How do I read that "ę"? It's once pronounced as usual "e", now there's unwritten "n" after it, and an "a" with a tail is read as a nasal vowel at all.
It's mentioned in the tips and notes. ę is similar to "en" in English, and ą is similar to "om" in English.
It's a nasal "e", so you make the sound with your nose and mouth at the same time. Very common sound in Portuguese too.
That's what I thought. But where is the n coming from? It sounds like "jyenkee".
If the following sound causes a stop in air-flow, you'll get a consonant cluster that starts with the matching nasal sound: nk, ng, nt, nd, mp, mb, nc, ńć, ncz.
So, is the difference between dzięki and dzękuje the same as the difference between thanks and thank you (the latter being slightly more formal)? or is it something else?
Dzięki is something like Thanks, and Dziękuję is Thank you (kinder and more official).
Why is "Goodbye" not an acceptable translation for "pa"? Or is it probably just some randomly overlooked error? And yes, I have notified the team.

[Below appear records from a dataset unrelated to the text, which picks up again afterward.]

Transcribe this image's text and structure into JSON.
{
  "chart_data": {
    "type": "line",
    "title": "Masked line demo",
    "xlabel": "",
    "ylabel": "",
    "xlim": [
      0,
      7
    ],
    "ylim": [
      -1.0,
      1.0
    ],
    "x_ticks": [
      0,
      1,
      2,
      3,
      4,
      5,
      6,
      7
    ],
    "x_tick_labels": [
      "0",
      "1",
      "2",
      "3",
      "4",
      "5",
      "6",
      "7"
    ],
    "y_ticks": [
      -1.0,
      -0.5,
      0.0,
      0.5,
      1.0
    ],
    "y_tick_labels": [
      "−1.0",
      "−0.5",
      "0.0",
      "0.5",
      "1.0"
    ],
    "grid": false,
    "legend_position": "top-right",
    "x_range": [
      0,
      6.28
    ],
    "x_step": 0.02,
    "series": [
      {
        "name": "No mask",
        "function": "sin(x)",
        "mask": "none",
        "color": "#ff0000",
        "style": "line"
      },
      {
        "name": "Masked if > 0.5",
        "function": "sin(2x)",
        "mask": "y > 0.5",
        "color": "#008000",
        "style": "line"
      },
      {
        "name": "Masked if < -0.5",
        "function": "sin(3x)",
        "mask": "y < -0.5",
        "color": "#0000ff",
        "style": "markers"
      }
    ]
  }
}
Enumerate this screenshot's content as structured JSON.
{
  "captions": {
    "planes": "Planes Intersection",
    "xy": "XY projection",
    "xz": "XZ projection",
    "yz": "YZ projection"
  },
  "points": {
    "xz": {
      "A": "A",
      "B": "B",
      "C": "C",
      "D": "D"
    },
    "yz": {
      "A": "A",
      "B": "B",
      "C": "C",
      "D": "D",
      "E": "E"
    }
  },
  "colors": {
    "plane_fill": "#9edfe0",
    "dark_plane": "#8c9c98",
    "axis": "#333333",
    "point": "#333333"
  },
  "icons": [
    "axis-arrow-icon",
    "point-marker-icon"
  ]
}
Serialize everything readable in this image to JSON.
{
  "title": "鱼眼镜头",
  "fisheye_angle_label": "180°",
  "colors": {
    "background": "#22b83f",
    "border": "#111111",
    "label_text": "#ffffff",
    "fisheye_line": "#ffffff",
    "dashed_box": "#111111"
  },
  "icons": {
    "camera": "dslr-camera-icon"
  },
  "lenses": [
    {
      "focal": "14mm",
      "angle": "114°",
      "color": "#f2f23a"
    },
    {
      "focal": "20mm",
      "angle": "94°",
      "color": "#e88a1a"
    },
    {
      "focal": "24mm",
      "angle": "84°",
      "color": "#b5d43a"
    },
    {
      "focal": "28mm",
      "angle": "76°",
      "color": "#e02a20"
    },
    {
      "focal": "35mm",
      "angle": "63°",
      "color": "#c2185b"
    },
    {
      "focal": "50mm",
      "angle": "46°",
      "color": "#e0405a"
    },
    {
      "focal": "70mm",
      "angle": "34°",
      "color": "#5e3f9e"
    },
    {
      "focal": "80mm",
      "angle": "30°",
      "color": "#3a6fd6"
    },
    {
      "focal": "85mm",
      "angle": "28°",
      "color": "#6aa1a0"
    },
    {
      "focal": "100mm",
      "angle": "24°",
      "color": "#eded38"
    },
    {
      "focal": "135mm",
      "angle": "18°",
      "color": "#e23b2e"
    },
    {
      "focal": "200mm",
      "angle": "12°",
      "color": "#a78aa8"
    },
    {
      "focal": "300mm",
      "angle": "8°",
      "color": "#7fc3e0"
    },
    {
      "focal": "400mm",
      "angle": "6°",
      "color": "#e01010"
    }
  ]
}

Is "pa" at all related to Russian 'Пока'? This, too, is a familiar expression which would be replaced by "до свидания" in more formal situations. I'm just curious because of what Piotr said above, and because they begin with a similar sound.
Also: so "cześć" can mean both "hello" and "goodbye"?
I don't know, maybe... "pa" is pretty colloquial, may sound childish. I think that пока may be more like "cześć".
Yes, it can easily be used for 'bye'. Like Italian "ciao", which can be said both at the beginning and the end of the conversation.